Thanks to five openings in 2018, the chain’s revenue rose 8.3 percent. Traffic was up 1.6 percent, which beat BJ’s competition by about 270 basis points as the brand achieved its fifth straight quarter of positive guest counts. Even more, BJ’s plans to contribute nearly $300 million in annual sales this coming year as new openings join the base. “We believe our ability to drive share, in good and challenging periods, reflects favorably on our path to make BJ's the best causal dining concept [ever] by focusing on food quality, value, service, and great guest experiences,” Trojan said, echoing a goal shared over the years by BJ’s management.
Broken down, here’s what 2018 looked like in same-store sales:
- Q4: 4.5 percent
- Q3: 6.9 percent
- Q2: 5.6 percent
- Q1: 4.2 percent
It’s worth noting that Q4 stacked on a positive 1.6 percent quarter in 2017, showing consistency in BJ’s momentum. The previous six quarters were all negative.

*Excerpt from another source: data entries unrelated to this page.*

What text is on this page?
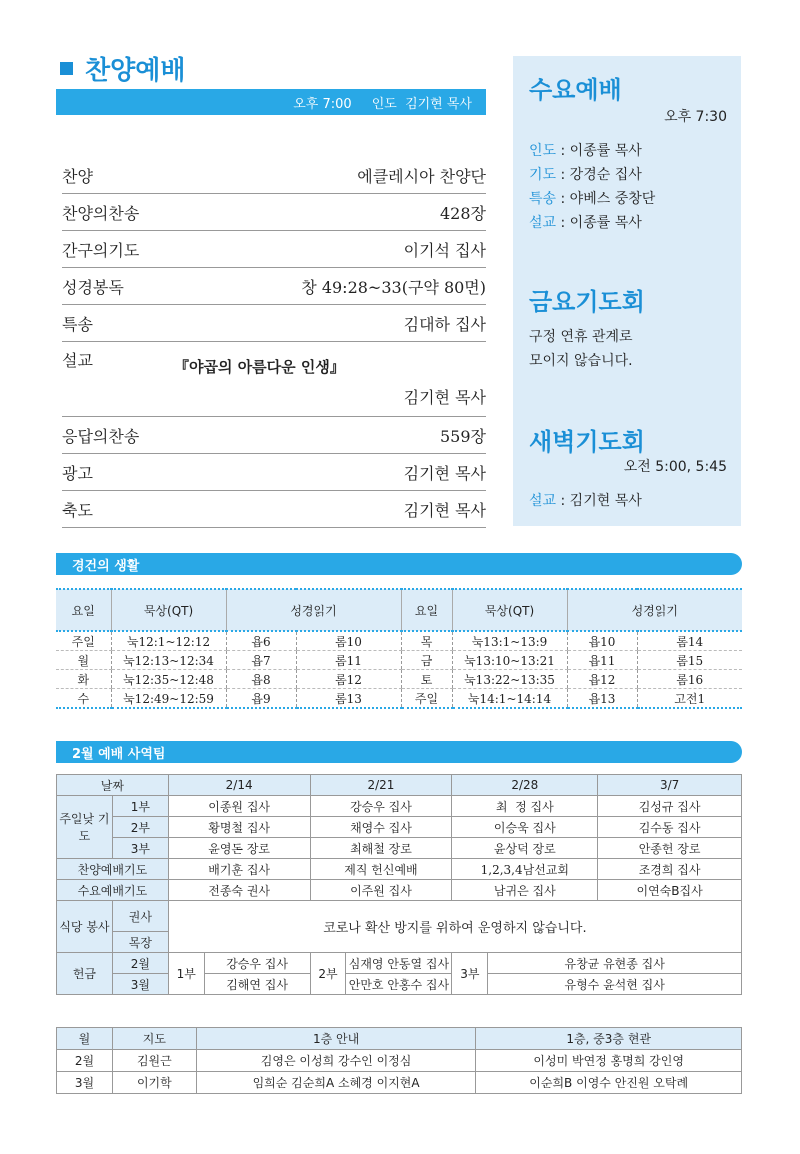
찬양예배
오후 7:00 인도  김기현 목사
찬양	에클레시아 찬양단
찬양의찬송	428장
간구의기도	이기석 집사
성경봉독	창 49:28~33(구약 80면)
특송	김대하 집사
설교	『야곱의 아름다운 인생』
김기현 목사
응답의찬송	559장
광고	김기현 목사
축도	김기현 목사
수요예배
오후 7:30
인도 : 이종률 목사
기도 : 강경순 집사
특송 : 야베스 중창단
설교 : 이종률 목사
금요기도회
구정 연휴 관계로
모이지 않습니다.
새벽기도회
오전 5:00, 5:45
설교 : 김기현 목사
경건의 생활
요일	묵상(QT)	성경읽기		요일	묵상(QT)	성경읽기	
주일	눅12:1~12:12	욥6	롬10	목	눅13:1~13:9	욥10	롬14
월	눅12:13~12:34	욥7	롬11	금	눅13:10~13:21	욥11	롬15
화	눅12:35~12:48	욥8	롬12	토	눅13:22~13:35	욥12	롬16
수	눅12:49~12:59	욥9	롬13	주일	눅14:1~14:14	욥13	고전1
2월 예배 사역팀
날짜		2/14		2/21		2/28		3/7
주일낮 기도	1부	이종원 집사		강승우 집사		최  정 집사		김성규 집사
	2부	황명철 집사		채영수 집사		이승욱 집사		김수동 집사
	3부	윤영돈 장로		최해철 장로		윤상덕 장로		안종헌 장로
찬양예배기도		배기훈 집사		제직 헌신예배		1,2,3,4남선교회		조경희 집사
수요예배기도		전종숙 권사		이주원 집사		남귀은 집사		이연숙B집사
식당 봉사	권사	코로나 확산 방지를 위하여 운영하지 않습니다.						
	목장							
헌금	2월	1부	강승우 집사	2부	심재영 안동열 집사	3부	유창균 유현종 집사	
	3월		김해연 집사		안만호 안홍수 집사		유형수 윤석현 집사	
월	지도	1층 안내	1층, 중3층 현관
2월	김원근	김영은 이성희 강수인 이정심	이성미 박연정 홍명희 강인영
3월	이기학	임희순 김순희A 소혜경 이지현A	이순희B 이영수 안진원 오탁례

This past quarter did show some deceleration compared to previous periods in 2018, but that’s all relative to BJ’s own success. The 1.1 percent traffic growth, for example, was below its 2.6 percent Q3 growth. This was to be expected, though, as BJ’s lapped key growth initiatives, like delivery, slow-roasted menu, and operational efficiencies such as server tablets. And BJ's results are tepid so far in Q1, around 1–2 percent, due to extreme weather, the brand said. But that should turn as the forecast does.
In Q4, BJ’s was able to drive restaurant-level operating margin up 50 basis points to 17.2 percent and lift overall operating margin 90 basis points to 5.1 percent, surging profits. The chain, which previously said it would slow growth to focus on sales performance, debuted just one restaurant in Q4. It plans to accelerate development to seven to nine locations in 2019 from 2018’s five openings.